L’École Cathédrale : bilan et perspectives

JPEG - 29 ko
Le P. Éric Morin, docteur en théologie, nouveau directeur des cours publics et de l’Institut Supérieur des Sciences Religieuses (ISSR) à partir de septembre.
D.R.

PN.-D. – Quelles sont pour vous les grandes réussites de l’École Cathédrale depuis la création du Collège des Bernardins ?

P. Éric Morin – L’École Cathédrale existe depuis plus de vingt ans. Son implantation au sein du Collège des Bernardins, il y a cinq ans, a été un enrichissement réciproque de notoriété : des publics plus variés se sont rencontrés et se sont vu proposer une palette plus large de formations pour approfondir leur connaissance du Christ, au sein du dialogue entre la foi et la culture contemporaine. Le cadre multiséculaire dans lequel se déroulent maintenant les activités de l’École Cathédrale donne un enracinement à son travail de recherche, de découverte, de dialogue et d’enseignement.

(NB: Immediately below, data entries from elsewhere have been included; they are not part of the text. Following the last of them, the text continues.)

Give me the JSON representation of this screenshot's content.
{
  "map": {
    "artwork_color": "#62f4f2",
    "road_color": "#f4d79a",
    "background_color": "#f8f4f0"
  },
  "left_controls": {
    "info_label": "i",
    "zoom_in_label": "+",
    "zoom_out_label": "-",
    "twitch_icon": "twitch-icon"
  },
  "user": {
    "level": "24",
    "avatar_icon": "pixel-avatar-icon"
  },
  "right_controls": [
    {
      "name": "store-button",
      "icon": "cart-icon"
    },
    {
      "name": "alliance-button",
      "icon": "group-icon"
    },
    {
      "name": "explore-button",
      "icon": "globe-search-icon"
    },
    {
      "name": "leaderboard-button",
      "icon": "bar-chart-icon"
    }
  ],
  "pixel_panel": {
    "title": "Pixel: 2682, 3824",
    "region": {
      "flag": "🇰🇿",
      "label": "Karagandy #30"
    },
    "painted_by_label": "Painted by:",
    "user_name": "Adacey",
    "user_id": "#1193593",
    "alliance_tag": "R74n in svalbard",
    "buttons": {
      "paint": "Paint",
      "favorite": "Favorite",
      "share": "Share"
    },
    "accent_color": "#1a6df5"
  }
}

Nous sommes les héritiers de cette tradition de foi et de vie dont Benoît XVI nous a donné le ressort en inaugurant le Collège : chercher Dieu.

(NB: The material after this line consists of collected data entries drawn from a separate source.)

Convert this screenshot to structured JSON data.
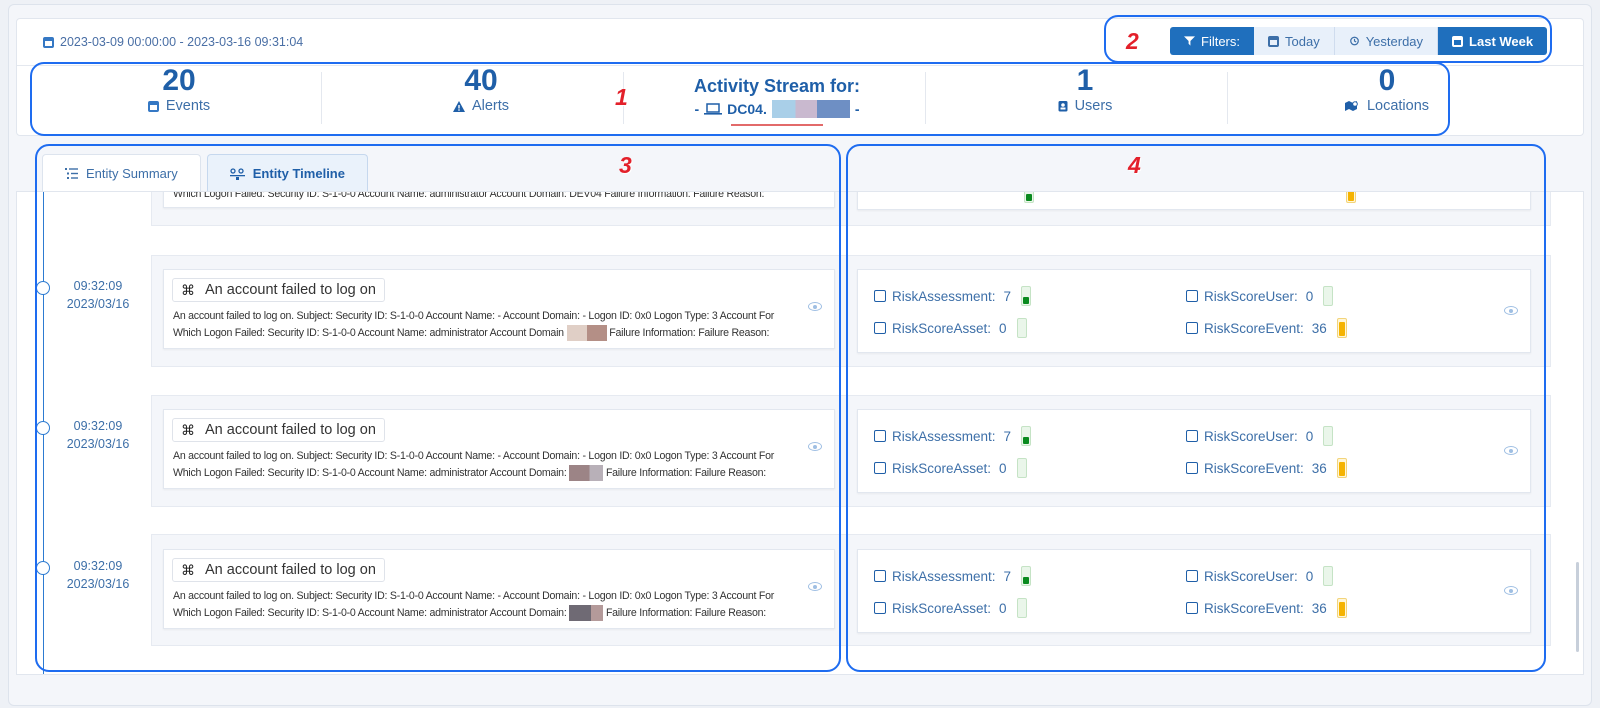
{
  "header": {
    "date_range": "2023-03-09 00:00:00 - 2023-03-16 09:31:04",
    "filters": {
      "filters_label": "Filters:",
      "today_label": "Today",
      "yesterday_label": "Yesterday",
      "last_week_label": "Last Week",
      "active": "Last Week"
    }
  },
  "stats": {
    "events": {
      "value": "20",
      "label": "Events"
    },
    "alerts": {
      "value": "40",
      "label": "Alerts"
    },
    "users": {
      "value": "1",
      "label": "Users"
    },
    "locations": {
      "value": "0",
      "label": "Locations"
    },
    "activity": {
      "title": "Activity Stream for:",
      "host_prefix": "- ",
      "host": "DC04.",
      "host_suffix": "-"
    }
  },
  "markers": [
    "1",
    "2",
    "3",
    "4"
  ],
  "tabs": [
    {
      "label": "Entity Summary",
      "active": false
    },
    {
      "label": "Entity Timeline",
      "active": true
    }
  ],
  "partial_row": {
    "desc": "Which Logon Failed: Security ID: S-1-0-0 Account Name: administrator Account Domain: DEV04 Failure Information: Failure Reason:"
  },
  "events": [
    {
      "time": "09:32:09",
      "date": "2023/03/16",
      "title": "An account failed to log on",
      "desc_line1": "An account failed to log on. Subject: Security ID: S-1-0-0 Account Name: - Account Domain: - Logon ID: 0x0 Logon Type: 3 Account For",
      "desc_line2_a": "Which Logon Failed: Security ID: S-1-0-0 Account Name: administrator Account Domain",
      "desc_line2_b": "Failure Information: Failure Reason:",
      "redact_color": "#c9a79a"
    },
    {
      "time": "09:32:09",
      "date": "2023/03/16",
      "title": "An account failed to log on",
      "desc_line1": "An account failed to log on. Subject: Security ID: S-1-0-0 Account Name: - Account Domain: - Logon ID: 0x0 Logon Type: 3 Account For",
      "desc_line2_a": "Which Logon Failed: Security ID: S-1-0-0 Account Name: administrator Account Domain:",
      "desc_line2_b": "Failure Information: Failure Reason:",
      "redact_color": "#9a8a8f"
    },
    {
      "time": "09:32:09",
      "date": "2023/03/16",
      "title": "An account failed to log on",
      "desc_line1": "An account failed to log on. Subject: Security ID: S-1-0-0 Account Name: - Account Domain: - Logon ID: 0x0 Logon Type: 3 Account For",
      "desc_line2_a": "Which Logon Failed: Security ID: S-1-0-0 Account Name: administrator Account Domain:",
      "desc_line2_b": "Failure Information: Failure Reason:",
      "redact_color": "#7f7a86"
    }
  ],
  "risk": [
    {
      "assessment_label": "RiskAssessment:",
      "assessment": "7",
      "user_label": "RiskScoreUser:",
      "user": "0",
      "asset_label": "RiskScoreAsset:",
      "asset": "0",
      "event_label": "RiskScoreEvent:",
      "event": "36"
    },
    {
      "assessment_label": "RiskAssessment:",
      "assessment": "7",
      "user_label": "RiskScoreUser:",
      "user": "0",
      "asset_label": "RiskScoreAsset:",
      "asset": "0",
      "event_label": "RiskScoreEvent:",
      "event": "36"
    },
    {
      "assessment_label": "RiskAssessment:",
      "assessment": "7",
      "user_label": "RiskScoreUser:",
      "user": "0",
      "asset_label": "RiskScoreAsset:",
      "asset": "0",
      "event_label": "RiskScoreEvent:",
      "event": "36"
    }
  ],
  "colors": {
    "primary": "#1f6fbd",
    "accent_text": "#3d6fa8",
    "marker": "#e3202a",
    "annotation": "#1e6cf0"
  }
}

P. N.-D. – Quelles sont les évolutions ou orientations que vous souhaiteriez donner aux cours publics et à l’Institut Supérieur de Sciences Religieuses (ISRR) ?

P. E. M. – Pour l’instant, il me faut mieux connaître le corps professoral. Avec mes prédécesseurs, j’ai pu déjà rencontrer chacun des enseignants au long de cette année. C’est en continuant d’échanger avec eux que je pourrais apprécier à sa véritable valeur le trésor de compétences dont nous disposons pour faire évoluer la proposition et en élaborer de nouvelles. Les idées ne manquent pas. Comment mieux exploiter les cours mis sur internet ? Comment mieux adapter les horaires et les contenus aux exigences et aux intérêts des personnes qui travaillent ? Comment mieux faire dialoguer la formation avec les autres propositions du Collège ? En plus de cela, l’année prochaine, nous mettrons en place un autre cycle d’études à l’ISRR. Le travail préparatoire a été fait par mes prédécesseurs, aussi suis-je sans inquiétude ! L’objectif est de permettre aux étudiants non plus seulement de profiter du dialogue entre la Révélation et la culture de notre temps, mais aussi d’avoir une réflexion suffisamment structurée afin qu’ils puissent eux-mêmes être en situation de dialogue.

P. N.-D. – La journée portes ouvertes [1] de l’École Cathédrale aura lieu le mercredi 29 mai, dans l’après-midi. Quel en est le programme ?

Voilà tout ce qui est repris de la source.